The Story of Ernest Adlands - aka Dr. Dread
Born in 1863, Bronislawa Sklodowska of Warsaw Poland showed great academic ability by the age of 17, and after marrying Sir Francis Adlands of Lancastershire England, began to study at Warsaw's clandestine Floating University. They had a son, Ernest in 1882 and the family moved to Paris in 1890 where Bronislawa studied physics at the University of Paris.
Bronislawa was soon followed by her sister, Marie Sklodowska-Curie to which the young Ernest took an immediate interest in her work with physics and her discovery of radioactive isotopes. He became an avid student of Professor Curie, working in a lab as an assistant to French physicist, Henri Becquerel. Ernest earned his doctorate at the University of Paris and his controversial research using polonium as medical treatments for disease led Dr. E Adlands to flee Paris in 1911 for the United States where he married and settled in the quiet back-country near the village of Davison, Michigan.
The doctor built a clinic and several small isolated laboratories on the property and, during the next several years, experimented with numerous subjects from plants, animals and microbes, to human subjects with mental illness and disease. His belief was that by blasting certain diseased cells or portions of the brain, their physiology would be altered, potentially curing the subject or even making it stronger. Several of these experiments led to the death or malformation of the subjects, while others studies appeared quite promising.
In 1924 while working in his microbiological laboratory and using a machine that he constructed to focus and concentrate the highly radioactive properties of polonium he discovered a method whereby he could alter the cells being destroyed by the "elementary bodies of plague," (now known as viruses) making them stronger and resistant to the disease. Dr E. Adlands consequently began trial studies treating lesions on plague patients with considerable success. According to reliable sources, a documented 177 out of 214 patients that came to the clinic were successfully cured with the controversial treatment. It is uncertain what became of the remainder of the subjects as those documents have been lost.
He was reportedly in the process of publishing his work in October of 1927 when the Doctor was suddenly and mysteriously struck ill with a deep fever that altered his mind to the point of madness. In an effort to treat the quickly overpowering disease, the Doctor used his radiation device upon himself to which he almost immediately became enraged, maliciously killing two other assistants with a scalpel and impaling his wife with a fire poker.
His young son, who had witnessed the killings, trapped the Doctor behind a closed door with a wooden chair and summoned for help. Rumor has it that when the constable arrived and opened the door, the mindless doctor charged from the room and attacked the constable by ferociously biting through his shoulder and neck, causing him to bleed profusely, dying within minutes. The son fled with the bloodied doctor chasing him through the woods. A nearby farmer, who was hunting for ducks at the pond, saw the commotion and shot the doctor in the back, killing him instantly.
As Mrs.

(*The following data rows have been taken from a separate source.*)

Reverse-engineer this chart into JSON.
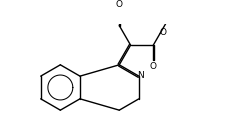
{
  "bg_color": "#ffffff",
  "line_color": "#000000",
  "lw": 1.0,
  "figsize": [
    2.25,
    1.29
  ],
  "dpi": 100,
  "N_label": "N",
  "O_labels": [
    "O",
    "O",
    "O"
  ],
  "dbo": 0.06
}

Adlands lay dying, she pleaded that the doctors work be "continued for the greater good of man." Out of fear of contamination, the laboratory was burned to the ground by local authorities that very day. Sifting through the smoldering remains, the son recovered only a few scrap documents from the debris. After the burial of his parents, the son placed the recovered notes and diary into a storage trunk that was left on the property, then changed his name and slipped away into anonymity. The documents were rediscovered when the homestead was eventually razed and a new establishment was founded to carry on the research into Dr. E Adlands discoveries. Here, at Disease Research & Engineering, Atomic Division, we believe these scrap documents and drawings hold the key in rediscovering the methods Dr. E. Adlands used, and have the potential for changing the way all disease is treated in the future.